Correctly or incorrectly, I always thought that which particle you use depends on which semantic meaning you intend, but the particles don’t carry semantic meaning themselves. (An admittedly meaningless distinction.). I think it similar to word ordering sometimes in English.
I guess it comes down to English not having anything like Japanese particles. We use different words to clarify whether we are walking “through” a park “using” a park (whatever that means) or whatever. Japanese particles seem to act like placeholders for different concepts (that we’d use different words for in English).
One other point since you brought it up: I know intellectually that から and まで are also grammatically the same, but I’ve always struggled to think of them that way. It’s now clear to me that my difficulty is because these so clearly have a semantic meaning.
Anyway, I can understand saying that を in 公園を歩く performs the same function as the word “through” in “walk through the park.” But it still seems like a weird way to think about it to me.
I think also Japanese grammar cares about different things. Whether the person in 公園を歩く is walking in, across, or through the park simply doesn’t matter from a native speaker’s perspective. If it did, there would be other context explaining that they enjoy walking through the park on the way to work, or that they wander in the park with their dog, or whatever.
This can’t be true, because if the particle carried no semantic meaning there would be no need to choose which one you use depending on what meaning you wanted to convey. We could use a single particle for all jobs, or none at all. It’s exactly because there is a meaning to each particle that you need to use the right one for the meaning you want to express.

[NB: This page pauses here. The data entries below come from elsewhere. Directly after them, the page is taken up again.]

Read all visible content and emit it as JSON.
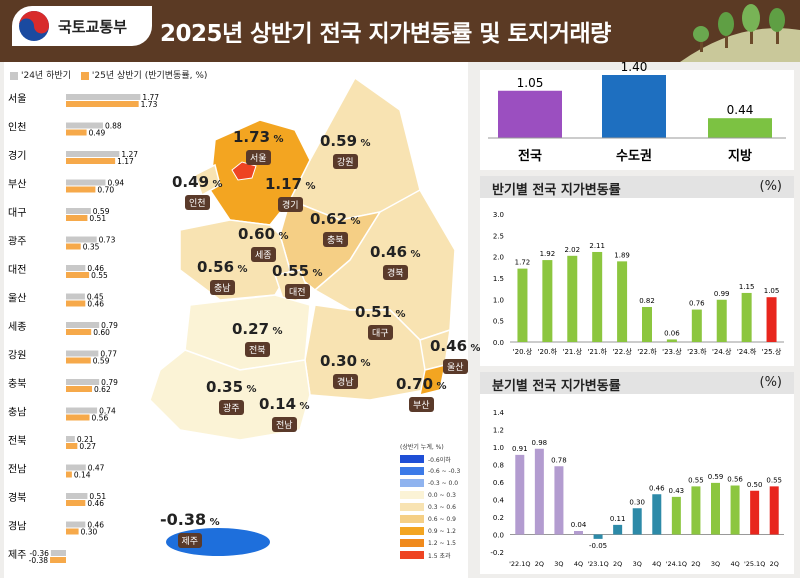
{
  "header": {
    "org": "국토교통부",
    "title": "2025년 상반기 전국 지가변동률 및 토지거래량",
    "bg_color": "#5b3a24"
  },
  "bar_legend": {
    "prev": "'24년 하반기",
    "curr": "'25년 상반기 (반기변동률, %)"
  },
  "region_bars": {
    "chart_data": {
      "type": "bar",
      "categories": [
        "서울",
        "인천",
        "경기",
        "부산",
        "대구",
        "광주",
        "대전",
        "울산",
        "세종",
        "강원",
        "충북",
        "충남",
        "전북",
        "전남",
        "경북",
        "경남",
        "제주"
      ],
      "series": [
        {
          "name": "'24년 하반기",
          "color": "#c8c8c8",
          "values": [
            1.77,
            0.88,
            1.27,
            0.94,
            0.59,
            0.73,
            0.46,
            0.45,
            0.79,
            0.77,
            0.79,
            0.74,
            0.21,
            0.47,
            0.51,
            0.46,
            -0.36
          ]
        },
        {
          "name": "'25년 상반기",
          "color": "#f6a94a",
          "values": [
            1.73,
            0.49,
            1.17,
            0.7,
            0.51,
            0.35,
            0.55,
            0.46,
            0.6,
            0.59,
            0.62,
            0.56,
            0.27,
            0.14,
            0.46,
            0.3,
            -0.38
          ]
        }
      ],
      "labels_prev": [
        "1.77",
        "0.88",
        "1.27",
        "0.94",
        "0.59",
        "0.73",
        "0.46",
        "0.45",
        "0.79",
        "0.77",
        "0.79",
        "0.74",
        "0.21",
        "0.47",
        "0.51",
        "0.46",
        "-0.36"
      ],
      "labels_curr": [
        "1.73",
        "0.49",
        "1.17",
        "0.70",
        "0.51",
        "0.35",
        "0.55",
        "0.46",
        "0.60",
        "0.59",
        "0.62",
        "0.56",
        "0.27",
        "0.14",
        "0.46",
        "0.30",
        "-0.38"
      ]
    }
  },
  "map": {
    "regions": [
      {
        "name": "서울",
        "value": "1.73"
      },
      {
        "name": "인천",
        "value": "0.49"
      },
      {
        "name": "경기",
        "value": "1.17"
      },
      {
        "name": "강원",
        "value": "0.59"
      },
      {
        "name": "충북",
        "value": "0.62"
      },
      {
        "name": "세종",
        "value": "0.60"
      },
      {
        "name": "충남",
        "value": "0.56"
      },
      {
        "name": "대전",
        "value": "0.55"
      },
      {
        "name": "경북",
        "value": "0.46"
      },
      {
        "name": "대구",
        "value": "0.51"
      },
      {
        "name": "전북",
        "value": "0.27"
      },
      {
        "name": "울산",
        "value": "0.46"
      },
      {
        "name": "경남",
        "value": "0.30"
      },
      {
        "name": "부산",
        "value": "0.70"
      },
      {
        "name": "광주",
        "value": "0.35"
      },
      {
        "name": "전남",
        "value": "0.14"
      },
      {
        "name": "제주",
        "value": "-0.38"
      }
    ],
    "pct": "%",
    "legend_title": "(상반기 누계, %)",
    "legend": [
      {
        "label": "-0.6이하",
        "color": "#1f4fd6"
      },
      {
        "label": "-0.6 ~ -0.3",
        "color": "#3c7ae8"
      },
      {
        "label": "-0.3 ~ 0.0",
        "color": "#8fb3ef"
      },
      {
        "label": "0.0 ~ 0.3",
        "color": "#fbf3d6"
      },
      {
        "label": "0.3 ~ 0.6",
        "color": "#f8e3b2"
      },
      {
        "label": "0.6 ~ 0.9",
        "color": "#f5cf85"
      },
      {
        "label": "0.9 ~ 1.2",
        "color": "#f3a521"
      },
      {
        "label": "1.2 ~ 1.5",
        "color": "#f08a1c"
      },
      {
        "label": "1.5 초과",
        "color": "#ee4422"
      }
    ]
  },
  "summary": {
    "chart_data": {
      "type": "bar",
      "categories": [
        "전국",
        "수도권",
        "지방"
      ],
      "values": [
        1.05,
        1.4,
        0.44
      ],
      "labels": [
        "1.05",
        "1.40",
        "0.44"
      ],
      "colors": [
        "#9b4fc0",
        "#1e6fc0",
        "#7cc242"
      ]
    }
  },
  "half": {
    "title": "반기별 전국 지가변동률",
    "unit": "(%)",
    "chart_data": {
      "type": "bar",
      "categories": [
        "'20.상",
        "'20.하",
        "'21.상",
        "'21.하",
        "'22.상",
        "'22.하",
        "'23.상",
        "'23.하",
        "'24.상",
        "'24.하",
        "'25.상"
      ],
      "values": [
        1.72,
        1.92,
        2.02,
        2.11,
        1.89,
        0.82,
        0.06,
        0.76,
        0.99,
        1.15,
        1.05
      ],
      "labels": [
        "1.72",
        "1.92",
        "2.02",
        "2.11",
        "1.89",
        "0.82",
        "0.06",
        "0.76",
        "0.99",
        "1.15",
        "1.05"
      ],
      "ylim": [
        0,
        3.0
      ],
      "yticks": [
        "0.0",
        "0.5",
        "1.0",
        "1.5",
        "2.0",
        "2.5",
        "3.0"
      ],
      "color": "#8cc63f",
      "highlight_color": "#e8261d"
    }
  },
  "quarter": {
    "title": "분기별 전국 지가변동률",
    "unit": "(%)",
    "chart_data": {
      "type": "bar",
      "tick_labels": [
        "'22.1Q",
        "2Q",
        "3Q",
        "4Q",
        "'23.1Q",
        "2Q",
        "3Q",
        "4Q",
        "'24.1Q",
        "2Q",
        "3Q",
        "4Q",
        "'25.1Q",
        "2Q"
      ],
      "values": [
        0.91,
        0.98,
        0.78,
        0.04,
        -0.05,
        0.11,
        0.3,
        0.46,
        0.43,
        0.55,
        0.59,
        0.56,
        0.5,
        0.55
      ],
      "labels": [
        "0.91",
        "0.98",
        "0.78",
        "0.04",
        "-0.05",
        "0.11",
        "0.30",
        "0.46",
        "0.43",
        "0.55",
        "0.59",
        "0.56",
        "0.50",
        "0.55"
      ],
      "ylim": [
        -0.2,
        1.4
      ],
      "yticks": [
        "-0.2",
        "0.0",
        "0.2",
        "0.4",
        "0.6",
        "0.8",
        "1.0",
        "1.2",
        "1.4"
      ],
      "colors": [
        "#b39cd0",
        "#b39cd0",
        "#b39cd0",
        "#b39cd0",
        "#2d8aa8",
        "#2d8aa8",
        "#2d8aa8",
        "#2d8aa8",
        "#8cc63f",
        "#8cc63f",
        "#8cc63f",
        "#8cc63f",
        "#e8261d",
        "#e8261d"
      ]
    }
  }
}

It’s not so much that it doesn’t matter, I think, it’s that Japanese is much, much more comfortable with ambiguity and implication. The most obvious example being the relative rarity of an explicit grammatical subject.
I’ve spent a good part of the past year trying (and mostly failing) to read, understand, and translate 川柳. The authors use this ambiguity to humorous effect fairly often, making translation quite difficult. This is what captured my interest in this thread to begin with.
That’s a good reference, but I would still consider it less definitive than resources written in Japanese for Japanese.
I realize I’m guilty of EXACTLY the same thing in this very thread, but sometimes trying to fit English concepts to Japanese makes things unnecessarily complex – they are fundamentally dissimilar languages. [This English definition does seems to jibe pretty closely to the Japanese definition that @Leebo provided, though.]
Sadly, I still mostly “think in English,” but I am “thinking in Japanese” more and more these days. Whenever I come across friction points that prevent the latter (as in this thread) I try to explore them more deeply to better understand my difficulty.
I mean even in english if I said “I walked through the park” it’s ambiguous. I could have taken a trail near the outer perimeter, I could have cut straight through it in one line, I could have taken a winding trail around the middle, or I could have gone back and forth searching for something.
My Minna no Nihongo workbook simplifies the three main uses of を as 動作の対象, 経路, and 起点. I still struggle sometimes with determining what exactly constitutes a starting point or passing through, as opposed to just an action taking place in a location, but I find it a bit easier to remember it with these simpler terms rather than full definitions.
I think you meant 渡った. But yes, で as method marker is a different で, so the rule of thumb in this discussion that で is unnatural in most cases doesn’t really apply to it.
By which he meant “I follow the rules,” specifically “I stay faithful.” Though the idiom probably derives from the idea of walking along a physical line, that’s not what the song is about. To an American “walk the (physical) line” sounds odd.